The authors would like to thank the Military Family Research Institute at Purdue University for their assistance and support throughout this project.

Notes

1. For conformity orientation, Items 9 and 17 from the original RFCP measure were removed, and, for conversation orientation, Items 8 and 10 were removed.

2. The PNEM also includes four items assessing potentially positive experiences so as not to focus entirely on negative aspects of parental deployment; however, these items involve diverse experiences that could occur during deployment or reintegration. Positive items are not intended to form a composite scale and are not included in the PNEM composite measure used in this study.
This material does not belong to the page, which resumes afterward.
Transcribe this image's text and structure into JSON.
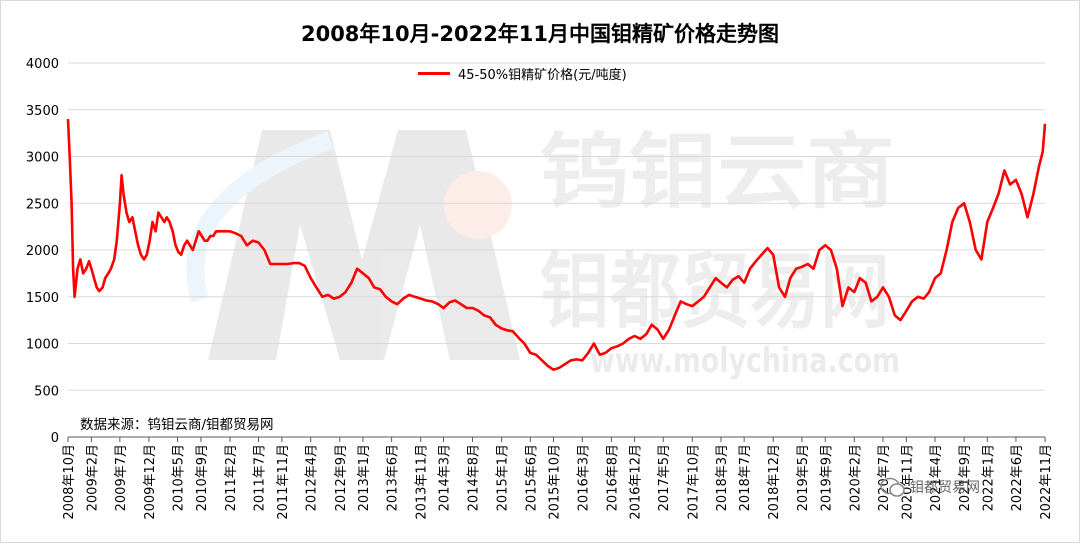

3. The maximum likelihood with missing values estimation (MLMV) method uses multiple imputation to estimate missing values (StataCorp, Citation2015).

4. MacKinnon et al. (Citation2002) explain the calculation of the standard error for significance testing. The authors state, “The variance-covariance matrix of the correlation coefficients is pre- and post-multiplied by the vector of partial derivatives to calculate a standard error that can be used to test the significance of the intervening variable effect” (p. 90).